Tex told us roller derby is an athletic contest, not a performance. We went anyway.
The sold-out Romp N Roll in Glenshaw had a line out the door. I was overwhelmed by the size of the crowd, being accustomed to Pirates games.
The bout had already started, and instantly I was confused. Exploded Roller Derby Myth No. 1: The skaters were not 6-foot-tall Amazons. In fact, some were so small I thought they were children.
They were all circling the track counterclockwise, occasionally crashing into each other. Kind of like NASCAR. But I couldn't make out who was winning, or even what winning would look like. I eavesdropped on my fellow spectators for insight. A bearded guy in front of me turned to another guy in a Harley T-shirt.
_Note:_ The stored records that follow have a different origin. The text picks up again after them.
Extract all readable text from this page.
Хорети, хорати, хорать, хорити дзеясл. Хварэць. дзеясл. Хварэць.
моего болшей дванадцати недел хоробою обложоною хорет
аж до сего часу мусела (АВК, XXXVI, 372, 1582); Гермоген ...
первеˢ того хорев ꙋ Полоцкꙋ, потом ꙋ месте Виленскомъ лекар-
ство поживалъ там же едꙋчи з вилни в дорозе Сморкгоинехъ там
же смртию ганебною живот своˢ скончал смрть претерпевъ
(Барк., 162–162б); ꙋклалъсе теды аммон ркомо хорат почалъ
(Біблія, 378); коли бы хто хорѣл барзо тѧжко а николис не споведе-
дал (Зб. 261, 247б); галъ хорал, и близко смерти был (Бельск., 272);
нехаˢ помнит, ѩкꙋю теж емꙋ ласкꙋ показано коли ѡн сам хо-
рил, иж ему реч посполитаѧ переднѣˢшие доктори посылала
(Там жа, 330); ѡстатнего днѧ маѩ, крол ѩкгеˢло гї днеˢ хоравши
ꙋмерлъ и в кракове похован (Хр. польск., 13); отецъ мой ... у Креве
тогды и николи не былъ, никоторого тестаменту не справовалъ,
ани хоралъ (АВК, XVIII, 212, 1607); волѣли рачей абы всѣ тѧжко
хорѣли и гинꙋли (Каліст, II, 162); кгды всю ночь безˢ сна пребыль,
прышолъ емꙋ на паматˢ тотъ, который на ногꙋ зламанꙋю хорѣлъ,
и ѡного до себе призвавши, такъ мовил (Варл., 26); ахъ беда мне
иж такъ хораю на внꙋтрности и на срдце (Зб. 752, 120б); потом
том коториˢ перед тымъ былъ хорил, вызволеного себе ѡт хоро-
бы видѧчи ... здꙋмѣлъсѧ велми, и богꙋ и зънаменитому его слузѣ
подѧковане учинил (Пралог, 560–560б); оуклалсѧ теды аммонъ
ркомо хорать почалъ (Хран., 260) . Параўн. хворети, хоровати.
"Figure it out yet?" he asked. "Figure out what's supposed to happen?"
The explanation in the program said things like, "The pivot is the only blocker who can become a jammer if the jammer passes her star helmet cover to her," so I looked at the photos of the skaters.
"These are the tamest derby photos I've ever seen," my boyfriend commented. I had too many questions already to pursue that, but it leads me to Exploded Roller Derby Myth No. 2: No low-cut tank tops, no bare legs. Skaters wore bike pants or tennis-length skirts, and even the occasional booty shorts were worn over tights. No Hooters girls on wheels. Tex was right.
The best thing about the uniforms was the players' derby names and numbers: Cruisin B. Anthony ($1), Inga Knee'her (U235), Vicious Virus (H1N1), Leannibal Lechter (8U). Even the officials had noms de skate: Eric the Ref, Great Barrier Ref, Colin Shenanigans.
Unsafe Tex was also right about the audience. Exploded Roller Derby Myth No. 3: The audience was not composed of oglers. There were families with kids, and at intermission volunteers wheeled teddy bears around in a "stroller derby."
Just when the action on the track was beginning to make sense to me -- and there wasn't even any alcohol -- it was over. The Blitzburgh Bombers lost to the Little Steel Derby Girls from Youngstown. Apparently. Don't ask me how.
Exploded Roller Derby Myth No. 4: I am not embarrassed to tell my friends I went. It was a little retro, a little goofy, and a lot of fun.